Today’s chair-car coaches are classy. Compared with the earlier “individual window” provision for a seat, they have windows spanning two seats. The window is as though stretched to cinemascope proportions. However, it is now a shared resource.

The moment you grab the window seat, you hoist the sunshade. The late afternoon sun streams in, and as the train picks up speed, it is a pleasure to leave the teeming metropolis behind. Just when the mind eases into a reverie, lulled by the images of a pastoral landscape, it is jolted by an unexpected interruption. The man from the adjoining seat pulls the sunshade down. He makes a frontal attack, “Why did you pull up the sunshade? It is so bright outside!” You answer, “I wanted to look out of the window!” He stares at you incredulously, on the verge of questioning, “Are you a five-year-old child?”

“I get a headache when it is so sunny,” he says. Eventually, you arrive at a compromise — the sunshade is pulled three-quarters down. Still he mumbles that the sun is in his eyes. And all you can see is the adjoining track and a few pebbles.

Curiously, you peer through the gap between the seats. Our man is watching some memes on his mobile. You realise that is why he wanted the sunshade pulled down, to watch his mobile without the glare.

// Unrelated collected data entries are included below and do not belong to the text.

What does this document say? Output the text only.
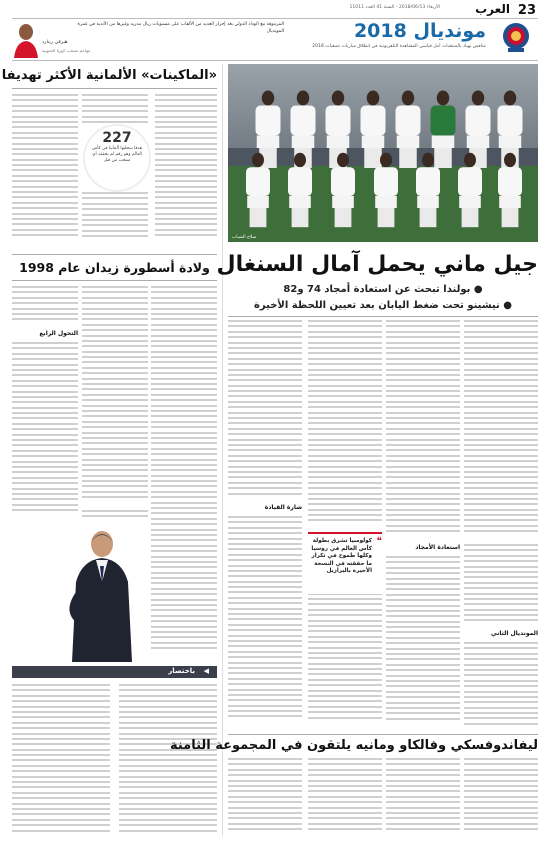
23
العرب
الأربعاء 2018/06/13 - السنة 41 العدد 11011
مونديال 2018
منافس بهياد بالمنتخبات أمل قياسي المشاهدة التلفزيونية في انطلاق مباريات تصفيات 2018
المرموقة مع الوداد الدولي بعد إحراز العديد من الألقاب على مستويات ريال مدريد وغيرها من الأندية في غمرة المونديال
هيرفي رينارد
مهاجم منتخب كوريا الجنوبية
«الماكينات» الألمانية الأكثر تهديفا
227
هدفا سجلتها ألمانيا في كأس العالم وهو رقم لم يحققه أي منتخب من قبل
ولادة أسطورة زيدان عام 1998
التحول الرابع
باختصار ◀
سلاح الشباب
جيل ماني يحمل آمال السنغال
● بولندا تبحث عن استعادة أمجاد 74 و82
● نيشينو تحت ضغط اليابان بعد تعيين اللحظة الأخيرة
المونديال الثاني
استعادة الأمجاد
❝
كولومبيا تشرق بطولة كأس العالم في روسيا وكلها طموح في تكرار ما حققته في النسخة الأخيرة بالبرازيل
شارة القيادة
ليفاندوفسكي وفالكاو ومانيه يلتقون في المجموعة الثامنة
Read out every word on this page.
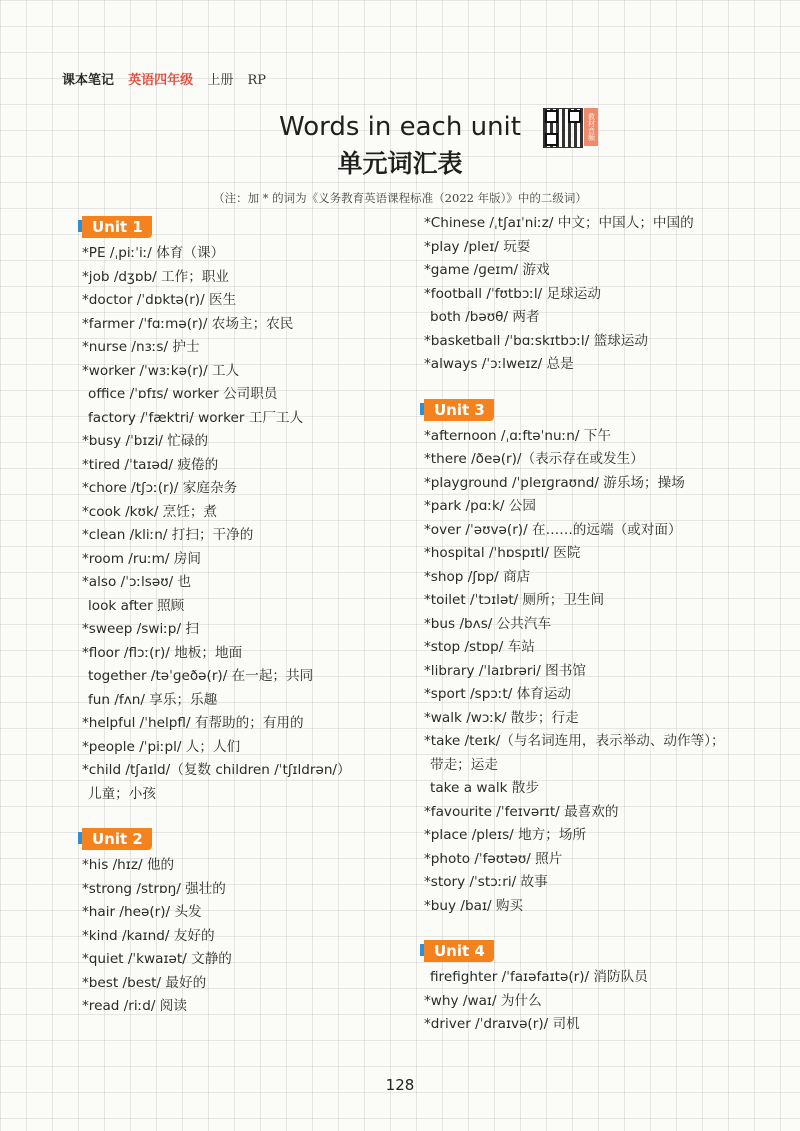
课本笔记 英语四年级 上册 RP
Words in each unit
单元词汇表
（注：加 * 的词为《义务教育英语课程标准（2022 年版）》中的二级词）
教材音频
Unit 1
*PE /ˌpiːˈiː/ 体育（课）
*job /dʒɒb/ 工作；职业
*doctor /ˈdɒktə(r)/ 医生
*farmer /ˈfɑːmə(r)/ 农场主；农民
*nurse /nɜːs/ 护士
*worker /ˈwɜːkə(r)/ 工人
office /ˈɒfɪs/ worker 公司职员
factory /ˈfæktri/ worker 工厂工人
*busy /ˈbɪzi/ 忙碌的
*tired /ˈtaɪəd/ 疲倦的
*chore /tʃɔː(r)/ 家庭杂务
*cook /kʊk/ 烹饪；煮
*clean /kliːn/ 打扫；干净的
*room /ruːm/ 房间
*also /ˈɔːlsəʊ/ 也
look after 照顾
*sweep /swiːp/ 扫
*floor /flɔː(r)/ 地板；地面
together /təˈɡeðə(r)/ 在一起；共同
fun /fʌn/ 享乐；乐趣
*helpful /ˈhelpfl/ 有帮助的；有用的
*people /ˈpiːpl/ 人；人们
*child /tʃaɪld/（复数 children /ˈtʃɪldrən/）
儿童；小孩
Unit 2
*his /hɪz/ 他的
*strong /strɒŋ/ 强壮的
*hair /heə(r)/ 头发
*kind /kaɪnd/ 友好的
*quiet /ˈkwaɪət/ 文静的
*best /best/ 最好的
*read /riːd/ 阅读
*Chinese /ˌtʃaɪˈniːz/ 中文；中国人；中国的
*play /pleɪ/ 玩耍
*game /ɡeɪm/ 游戏
*football /ˈfʊtbɔːl/ 足球运动
both /bəʊθ/ 两者
*basketball /ˈbɑːskɪtbɔːl/ 篮球运动
*always /ˈɔːlweɪz/ 总是
Unit 3
*afternoon /ˌɑːftəˈnuːn/ 下午
*there /ðeə(r)/（表示存在或发生）
*playground /ˈpleɪɡraʊnd/ 游乐场；操场
*park /pɑːk/ 公园
*over /ˈəʊvə(r)/ 在……的远端（或对面）
*hospital /ˈhɒspɪtl/ 医院
*shop /ʃɒp/ 商店
*toilet /ˈtɔɪlət/ 厕所；卫生间
*bus /bʌs/ 公共汽车
*stop /stɒp/ 车站
*library /ˈlaɪbrəri/ 图书馆
*sport /spɔːt/ 体育运动
*walk /wɔːk/ 散步；行走
*take /teɪk/（与名词连用，表示举动、动作等）；
带走；运走
take a walk 散步
*favourite /ˈfeɪvərɪt/ 最喜欢的
*place /pleɪs/ 地方；场所
*photo /ˈfəʊtəʊ/ 照片
*story /ˈstɔːri/ 故事
*buy /baɪ/ 购买
Unit 4
firefighter /ˈfaɪəfaɪtə(r)/ 消防队员
*why /waɪ/ 为什么
*driver /ˈdraɪvə(r)/ 司机
128
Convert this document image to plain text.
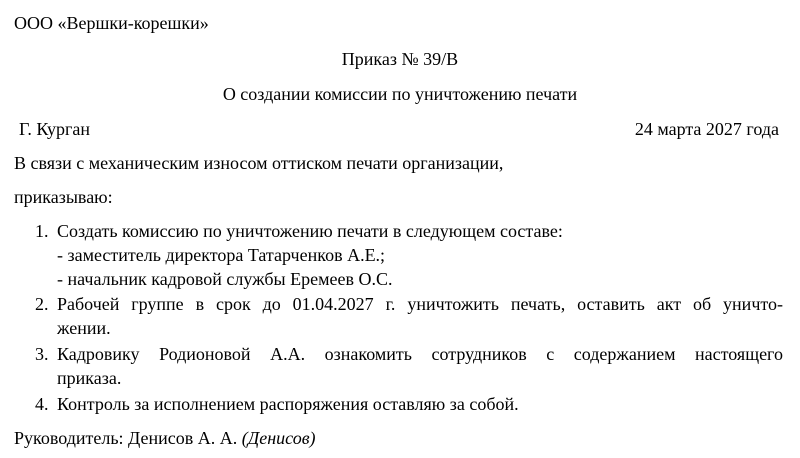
ООО «Вершки-корешки»
Приказ № 39/В
О создании комиссии по уничтожению печати
Г. Курган	24 марта 2027 года
В связи с механическим износом оттиском печати организации,
приказываю:
1. Создать комиссию по уничтожению печати в следующем составе:
- заместитель директора Татарченков А.Е.;
- начальник кадровой службы Еремеев О.С.
2. Рабочей группе в срок до 01.04.2027 г. уничтожить печать, оставить акт об уничто-
жении.
3. Кадровику Родионовой А.А. ознакомить сотрудников с содержанием настоящего
приказа.
4. Контроль за исполнением распоряжения оставляю за собой.
Руководитель: Денисов А. А. (Денисов)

“Why can’t he reduce the volume? What if everyone in the compartment did this? How cacophonous it will be?” One part of your mind pleads with you, “Leave him alone. Why can’t you put up with him?” The other half is itching for a fight, “No! It is a matter of principle, Bad public behaviour must not be condoned!”

The more you focus on him, the more he provokes you. Eventually, you accost him, “Sir, can you use your earphones? The sound is disturbing!” The offender looks back and grudgingly lowers the volume by a couple of notches.

All is quiet. But you suddenly realise it is just as noisy as before. Without your notice, our man has slowly cranked up the volume, back to the original level. You didn’t even realise it. This is what “salami slicing” is all about. You grab land in such small portions; no one notices, and soon, a huge swathe is usurped.

You decide to use the same “salami slicing” trick. With your hand on the sunshade, you pull it up one centimetre at a time. You can now see the meadows and a hint of the distant hills. Some more centimetres, and the whole sky will be visible. By the time our man has completed watching his memes, the sunshade has been pulled up entirely!

Suddenly, he looks up and then back, his eyes bulging, as though, he has been tricked. You avoid eye-contact. As the sun goes down, the hills are rosier. So is your face, now lit with a wry smile. It is a smile that arises from an impish delight that you stumped him and paid him back in the same coin!